Why Catholic Church still gets picked on

By Pocono Record

"When you go in through those doors, it is supposed to be a spiritual, wholesome place. .. You don't know who you're listening to anymore ... It's like using the word of God for other purposes." — Roman Catholic Jose Soto, 44, talking to Fox News in Arecito, Puerto Rico

Pope Francis and the American Cardinal Timothy Dolan recently expressed puzzlement as to why the Roman Catholic Church has been singled out by ongoing criticism over child sex abuse.

The pope told an Italian newspaper that the Catholic Church "is perhaps the only public institution that has moved with transparency and responsibility" to ferret out abusers and address the problem. "No one has done more," the pope said, "and yet the church is the only one to have been attacked." Later on NBC's "Meet the Press," the cardinal said he cheered the pope's words. Then, claiming to speak for lay Catholics, he said Catholics, too, wonder why the church is being picked on when in recent years it's been "an example of what to do."
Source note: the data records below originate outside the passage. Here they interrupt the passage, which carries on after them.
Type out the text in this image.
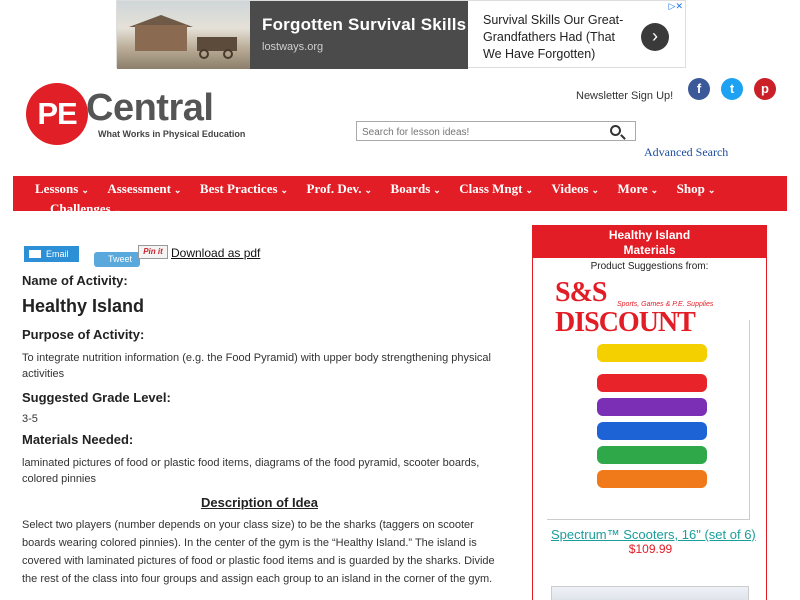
Forgotten Survival Skills
lostways.org
Survival Skills Our Great-Grandfathers Had (That We Have Forgotten)
›
▷✕
PE Central
What Works in Physical Education
Newsletter Sign Up!	f	t	p
Search for lesson ideas!
Advanced Search
Lessons ⌄ Assessment ⌄ Best Practices ⌄ Prof. Dev. ⌄ Boards ⌄ Class Mngt ⌄ Videos ⌄ More ⌄ Shop ⌄
Challenges ⌄
Email	Tweet
Pin it Download as pdf
Name of Activity:
Healthy Island
Purpose of Activity:
To integrate nutrition information (e.g. the Food Pyramid) with upper body strengthening physical activities
Suggested Grade Level:
3-5
Materials Needed:
laminated pictures of food or plastic food items, diagrams of the food pyramid, scooter boards, colored pinnies
Description of Idea
Select two players (number depends on your class size) to be the sharks (taggers on scooter boards wearing colored pinnies). In the center of the gym is the “Healthy Island.” The island is covered with laminated pictures of food or plastic food items and is guarded by the sharks. Divide the rest of the class into four groups and assign each group to an island in the corner of the gym.
Healthy Island
Materials
Product Suggestions from:
S&S DISCOUNT
Sports, Games & P.E. Supplies
Spectrum™ Scooters, 16" (set of 6)
$109.99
Surely these two highly educated, distinguished scholars and leaders of the Catholic faith understand all too well why the church continues to be singled out for criticism. Yes, child sexual abuse occurs across society, but when it's discovered, the perpetrators are prosecuted. That wasn't true for many, many decades in the Catholic Church, as reports of long-ago, ignored child sex abuse show.

Catholics have learned that in the past, church officials not only failed to report wayward priests, they often simply transferred these priests to another parish, where they could offend again. And not only were offenders' actions not reported: The very highest officials in the church directed bishops not to report these crimes against children to local police. It took a critical mass of thousands of outraged Catholics shedding public attention on the matter to force the church, belatedly, to act.

Revelations of church-related child sexual abuse continue to surface. In Puerto Rico, six priests have been defrocked since 2011, 11 more are under investigation, and even the bishop has come into the sights of prosecutors. And just Friday the Pocono Record reported that a priest who was accused of molesting boys in Shohola and Moscow, Pa., was suspended and afterward evaluated and found to be unfit for public ministry, has been promoted to the No. 2 position in his diocese in Paraguay. One priest after another, one parish after another, one diocese after another, is implicated.